O Estatuto da Criança e do Adolescente Digital (ECA Digital) começa a valer em 17 de março de 2026, segundo informou o governo federal. A norma, aprovada e sancionada em 17 de setembro do ano anterior pelo presidente Luiz Inácio Lula da Silva, terá vigência antecipada após o veto presidencial a um dispositivo que previa prazo de um ano para implementação.

Quem e o que muda

O secretário nacional interino de Direitos Digitais do Ministério da Justiça e Segurança Pública, Ricardo Lins Horta, explicou que a lei amplia a responsabilidade de empresas que oferecem produtos e serviços digitais, exigindo medidas para tornar essas plataformas mais seguras quando acessadas por crianças e adolescentes. Segundo Horta, a responsabilidade é compartilhada entre famílias, Estado e sociedade, incluindo o setor privado.

Principais exigências

Entre as medidas previstas estão a adoção de mecanismos de aferição de idade para impedir o acesso de menores a produtos vedados, como bebidas alcoólicas ou material pornográfico; a obrigação de elaborar relatórios de transparência; a necessidade de as empresas manterem representação legal no Brasil para receber notificações; e requisitos mínimos de segurança para serviços destinados a esse público.

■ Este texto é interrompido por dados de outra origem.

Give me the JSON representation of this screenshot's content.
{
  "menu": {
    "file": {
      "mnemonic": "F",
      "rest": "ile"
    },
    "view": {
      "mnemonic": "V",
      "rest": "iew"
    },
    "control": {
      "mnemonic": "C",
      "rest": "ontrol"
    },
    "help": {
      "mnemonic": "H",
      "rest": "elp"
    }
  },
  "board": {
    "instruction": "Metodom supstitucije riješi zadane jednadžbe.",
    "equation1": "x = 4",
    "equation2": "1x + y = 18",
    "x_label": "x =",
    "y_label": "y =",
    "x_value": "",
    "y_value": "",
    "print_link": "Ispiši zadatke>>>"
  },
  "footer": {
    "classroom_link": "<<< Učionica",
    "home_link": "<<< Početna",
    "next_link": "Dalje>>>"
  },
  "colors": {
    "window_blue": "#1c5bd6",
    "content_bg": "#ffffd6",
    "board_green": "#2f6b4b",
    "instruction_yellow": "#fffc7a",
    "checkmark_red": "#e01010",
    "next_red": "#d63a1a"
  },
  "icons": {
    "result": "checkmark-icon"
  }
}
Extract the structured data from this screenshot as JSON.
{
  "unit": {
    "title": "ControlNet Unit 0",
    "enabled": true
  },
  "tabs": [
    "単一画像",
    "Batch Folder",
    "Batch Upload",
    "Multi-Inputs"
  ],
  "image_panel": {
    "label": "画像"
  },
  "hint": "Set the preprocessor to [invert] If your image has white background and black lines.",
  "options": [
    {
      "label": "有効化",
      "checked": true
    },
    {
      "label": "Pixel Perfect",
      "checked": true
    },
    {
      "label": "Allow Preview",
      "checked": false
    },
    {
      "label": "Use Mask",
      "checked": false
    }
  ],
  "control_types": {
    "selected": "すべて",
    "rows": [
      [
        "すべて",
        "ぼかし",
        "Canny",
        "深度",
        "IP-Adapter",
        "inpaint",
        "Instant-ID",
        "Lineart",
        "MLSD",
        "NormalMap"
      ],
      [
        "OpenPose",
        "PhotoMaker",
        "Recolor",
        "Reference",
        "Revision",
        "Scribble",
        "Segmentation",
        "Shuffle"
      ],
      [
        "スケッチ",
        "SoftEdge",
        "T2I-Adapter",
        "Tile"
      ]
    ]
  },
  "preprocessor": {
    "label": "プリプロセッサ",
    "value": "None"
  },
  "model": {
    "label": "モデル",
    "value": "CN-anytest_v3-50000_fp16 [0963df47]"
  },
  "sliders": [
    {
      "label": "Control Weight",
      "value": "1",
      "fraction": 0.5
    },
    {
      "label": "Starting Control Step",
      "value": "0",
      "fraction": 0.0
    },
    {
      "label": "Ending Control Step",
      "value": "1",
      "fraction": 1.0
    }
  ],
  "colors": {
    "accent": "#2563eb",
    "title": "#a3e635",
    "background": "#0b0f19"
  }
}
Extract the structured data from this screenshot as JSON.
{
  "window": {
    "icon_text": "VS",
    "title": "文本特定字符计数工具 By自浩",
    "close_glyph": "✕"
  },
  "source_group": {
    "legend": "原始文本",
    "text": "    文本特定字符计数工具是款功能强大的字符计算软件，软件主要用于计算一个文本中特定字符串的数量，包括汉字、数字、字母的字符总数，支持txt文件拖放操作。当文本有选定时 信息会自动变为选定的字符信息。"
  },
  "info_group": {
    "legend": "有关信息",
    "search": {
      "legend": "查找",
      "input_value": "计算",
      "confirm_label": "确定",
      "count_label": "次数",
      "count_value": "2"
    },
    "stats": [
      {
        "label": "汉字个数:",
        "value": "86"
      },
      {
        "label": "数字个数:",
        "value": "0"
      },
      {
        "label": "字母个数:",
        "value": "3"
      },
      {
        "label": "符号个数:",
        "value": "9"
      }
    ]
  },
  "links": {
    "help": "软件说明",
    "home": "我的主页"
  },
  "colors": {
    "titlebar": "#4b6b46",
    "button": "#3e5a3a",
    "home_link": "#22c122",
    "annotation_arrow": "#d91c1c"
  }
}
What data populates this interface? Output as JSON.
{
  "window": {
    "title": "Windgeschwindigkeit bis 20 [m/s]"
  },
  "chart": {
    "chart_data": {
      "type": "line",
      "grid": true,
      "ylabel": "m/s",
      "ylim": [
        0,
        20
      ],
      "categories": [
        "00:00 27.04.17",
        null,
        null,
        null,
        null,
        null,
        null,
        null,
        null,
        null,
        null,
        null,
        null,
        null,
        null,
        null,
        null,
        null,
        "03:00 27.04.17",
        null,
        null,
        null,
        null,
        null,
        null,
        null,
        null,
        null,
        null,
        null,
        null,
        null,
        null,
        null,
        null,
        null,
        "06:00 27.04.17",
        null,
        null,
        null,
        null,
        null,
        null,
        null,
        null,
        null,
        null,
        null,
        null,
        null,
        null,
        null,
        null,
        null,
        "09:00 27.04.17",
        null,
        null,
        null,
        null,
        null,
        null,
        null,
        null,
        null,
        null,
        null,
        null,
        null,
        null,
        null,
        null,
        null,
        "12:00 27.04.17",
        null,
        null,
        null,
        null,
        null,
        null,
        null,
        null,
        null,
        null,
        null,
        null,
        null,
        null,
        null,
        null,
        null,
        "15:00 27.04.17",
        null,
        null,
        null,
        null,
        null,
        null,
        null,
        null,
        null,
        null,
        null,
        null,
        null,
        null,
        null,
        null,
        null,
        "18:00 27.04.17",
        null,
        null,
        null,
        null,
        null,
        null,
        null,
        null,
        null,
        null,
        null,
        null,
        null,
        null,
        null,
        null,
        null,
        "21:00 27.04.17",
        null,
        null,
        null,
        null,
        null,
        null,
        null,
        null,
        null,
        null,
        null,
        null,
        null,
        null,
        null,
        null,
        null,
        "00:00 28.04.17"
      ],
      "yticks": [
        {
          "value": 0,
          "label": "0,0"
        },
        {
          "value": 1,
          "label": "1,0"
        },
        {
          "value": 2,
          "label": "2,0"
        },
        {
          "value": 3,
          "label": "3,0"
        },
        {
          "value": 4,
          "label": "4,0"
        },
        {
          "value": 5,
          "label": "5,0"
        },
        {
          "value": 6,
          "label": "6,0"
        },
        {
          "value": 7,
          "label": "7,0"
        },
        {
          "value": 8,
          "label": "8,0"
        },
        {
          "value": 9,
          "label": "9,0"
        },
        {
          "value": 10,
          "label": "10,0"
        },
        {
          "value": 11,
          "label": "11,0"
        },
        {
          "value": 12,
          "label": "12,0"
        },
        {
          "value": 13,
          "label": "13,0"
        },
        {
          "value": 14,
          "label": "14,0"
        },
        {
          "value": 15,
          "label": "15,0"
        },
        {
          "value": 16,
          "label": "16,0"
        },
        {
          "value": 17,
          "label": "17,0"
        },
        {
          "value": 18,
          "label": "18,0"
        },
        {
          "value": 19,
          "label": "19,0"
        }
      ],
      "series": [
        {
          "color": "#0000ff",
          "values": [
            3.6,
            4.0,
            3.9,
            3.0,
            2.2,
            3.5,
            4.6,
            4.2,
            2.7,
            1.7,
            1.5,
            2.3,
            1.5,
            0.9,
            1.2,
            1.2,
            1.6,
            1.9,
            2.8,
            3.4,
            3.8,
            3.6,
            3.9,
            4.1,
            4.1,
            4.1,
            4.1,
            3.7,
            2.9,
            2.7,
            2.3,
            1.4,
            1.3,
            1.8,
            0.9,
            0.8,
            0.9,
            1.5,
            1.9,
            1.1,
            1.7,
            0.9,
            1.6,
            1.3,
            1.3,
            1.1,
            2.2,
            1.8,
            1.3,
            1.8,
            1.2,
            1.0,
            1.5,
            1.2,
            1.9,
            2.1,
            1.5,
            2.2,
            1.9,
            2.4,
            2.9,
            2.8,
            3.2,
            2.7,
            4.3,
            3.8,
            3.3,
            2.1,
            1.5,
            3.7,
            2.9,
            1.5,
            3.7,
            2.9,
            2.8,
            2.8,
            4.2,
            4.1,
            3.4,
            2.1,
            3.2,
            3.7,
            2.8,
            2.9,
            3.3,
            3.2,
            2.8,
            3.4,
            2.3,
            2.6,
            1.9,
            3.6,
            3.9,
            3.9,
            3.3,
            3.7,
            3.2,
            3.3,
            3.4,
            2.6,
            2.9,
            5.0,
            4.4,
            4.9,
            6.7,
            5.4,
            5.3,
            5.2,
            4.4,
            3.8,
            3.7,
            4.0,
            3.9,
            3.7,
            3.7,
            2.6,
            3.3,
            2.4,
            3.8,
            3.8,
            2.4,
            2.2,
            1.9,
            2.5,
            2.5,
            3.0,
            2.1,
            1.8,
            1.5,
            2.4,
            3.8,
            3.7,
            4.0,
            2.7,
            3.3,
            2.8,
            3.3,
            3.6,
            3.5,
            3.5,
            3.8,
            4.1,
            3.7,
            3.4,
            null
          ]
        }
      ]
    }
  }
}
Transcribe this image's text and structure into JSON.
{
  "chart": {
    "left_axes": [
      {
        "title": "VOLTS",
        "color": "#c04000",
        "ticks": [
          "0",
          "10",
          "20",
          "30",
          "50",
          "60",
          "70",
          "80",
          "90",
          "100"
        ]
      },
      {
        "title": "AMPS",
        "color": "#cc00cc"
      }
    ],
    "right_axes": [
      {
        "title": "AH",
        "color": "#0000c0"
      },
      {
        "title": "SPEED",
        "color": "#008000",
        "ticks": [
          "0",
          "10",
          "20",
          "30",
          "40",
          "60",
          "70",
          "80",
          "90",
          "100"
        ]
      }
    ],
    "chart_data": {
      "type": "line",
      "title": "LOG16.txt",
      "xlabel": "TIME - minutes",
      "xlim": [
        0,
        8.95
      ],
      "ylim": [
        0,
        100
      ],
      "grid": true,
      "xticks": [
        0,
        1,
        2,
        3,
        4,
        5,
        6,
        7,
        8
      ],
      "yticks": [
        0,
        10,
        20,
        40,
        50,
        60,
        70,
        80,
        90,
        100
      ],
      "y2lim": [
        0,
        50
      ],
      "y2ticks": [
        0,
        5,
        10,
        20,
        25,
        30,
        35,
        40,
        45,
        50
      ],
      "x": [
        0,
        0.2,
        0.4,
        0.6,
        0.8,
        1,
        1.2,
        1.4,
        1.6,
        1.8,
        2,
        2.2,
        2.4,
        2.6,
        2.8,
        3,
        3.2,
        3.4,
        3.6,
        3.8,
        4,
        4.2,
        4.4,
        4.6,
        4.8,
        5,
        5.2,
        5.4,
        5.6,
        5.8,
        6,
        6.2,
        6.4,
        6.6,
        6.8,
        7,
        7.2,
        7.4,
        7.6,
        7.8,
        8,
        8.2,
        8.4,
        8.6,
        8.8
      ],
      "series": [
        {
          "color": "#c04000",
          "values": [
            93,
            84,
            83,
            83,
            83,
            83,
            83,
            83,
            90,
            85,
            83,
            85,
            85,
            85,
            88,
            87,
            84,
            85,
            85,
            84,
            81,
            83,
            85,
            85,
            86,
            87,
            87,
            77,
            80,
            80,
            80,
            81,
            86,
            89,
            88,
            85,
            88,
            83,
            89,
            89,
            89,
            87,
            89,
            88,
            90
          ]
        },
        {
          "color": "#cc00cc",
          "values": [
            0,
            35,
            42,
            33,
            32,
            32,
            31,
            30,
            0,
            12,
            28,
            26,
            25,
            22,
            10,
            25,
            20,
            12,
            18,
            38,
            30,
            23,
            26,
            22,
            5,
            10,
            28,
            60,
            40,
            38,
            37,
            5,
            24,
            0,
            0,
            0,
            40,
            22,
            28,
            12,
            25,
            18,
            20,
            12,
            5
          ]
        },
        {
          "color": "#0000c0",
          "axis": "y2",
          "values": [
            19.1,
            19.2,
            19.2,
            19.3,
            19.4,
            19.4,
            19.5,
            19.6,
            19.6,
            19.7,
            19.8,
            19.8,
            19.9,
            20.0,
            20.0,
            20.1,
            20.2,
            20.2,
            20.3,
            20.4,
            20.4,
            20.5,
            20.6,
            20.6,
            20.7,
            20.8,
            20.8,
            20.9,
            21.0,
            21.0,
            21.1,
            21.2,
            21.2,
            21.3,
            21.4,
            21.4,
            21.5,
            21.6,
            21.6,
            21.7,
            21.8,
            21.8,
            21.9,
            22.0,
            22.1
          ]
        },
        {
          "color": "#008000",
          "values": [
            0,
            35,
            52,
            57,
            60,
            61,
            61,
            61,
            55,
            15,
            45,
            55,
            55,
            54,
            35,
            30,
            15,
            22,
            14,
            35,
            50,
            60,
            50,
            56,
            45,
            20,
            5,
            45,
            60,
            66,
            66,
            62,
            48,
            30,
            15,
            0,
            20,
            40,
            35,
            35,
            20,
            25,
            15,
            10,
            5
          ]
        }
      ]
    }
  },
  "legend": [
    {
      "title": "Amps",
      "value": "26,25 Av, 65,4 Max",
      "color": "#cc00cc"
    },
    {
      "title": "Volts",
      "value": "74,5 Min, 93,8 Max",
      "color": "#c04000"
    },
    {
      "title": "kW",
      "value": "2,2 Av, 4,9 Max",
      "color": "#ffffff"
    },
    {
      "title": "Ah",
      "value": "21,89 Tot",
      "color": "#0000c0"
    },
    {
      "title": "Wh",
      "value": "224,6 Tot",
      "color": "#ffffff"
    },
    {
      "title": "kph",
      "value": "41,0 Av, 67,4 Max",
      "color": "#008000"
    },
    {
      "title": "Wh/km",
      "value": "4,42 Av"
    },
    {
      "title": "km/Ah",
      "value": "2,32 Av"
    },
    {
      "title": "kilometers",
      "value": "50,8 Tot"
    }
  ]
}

O ECA Digital também determina requisitos para ferramentas de supervisão parental, com o objetivo de torná-las mais acessíveis e fáceis de usar. A nova legislação proíbe publicidade direcionada a crianças e adolescentes e o uso de perfilamento para esse fim, além de vedar práticas de erotização ou adultização de menores.

Implementação e orientações

Horta informou que a entrada em vigor será gradual, com etapas previstas para a implementação das obrigações. Em paralelo, o colunista Leandro Alvarenga, em comentário sobre o tema, destacou que ainda não está claro o que será regulamentado no primeiro momento, mas já é possível orientar responsáveis: configurar controles parentais, usar bloqueios de conteúdo quando necessário e acompanhar o que crianças e adolescentes consomem online.

Imagem: Divulgação

Alvarenga ressaltou que, apesar das normas, a educação digital e o acompanhamento de um adulto responsável seguem sendo essenciais para proteger jovens na internet, e que a lei não substitui esse acompanhamento.

Panorama internacional





O texto também observou que outros países têm adotado medidas mais rígidas — como restrições totais para determinadas faixas etárias — mas que o modelo brasileiro, por ora, prevê medidas diversas focadas em segurança, proteção e responsabilidades empresariais.

O ECA Digital entra em vigor em 17 de março de 2026 e deverá provocar mudanças nos produtos e serviços digitais voltados a crianças e adolescentes.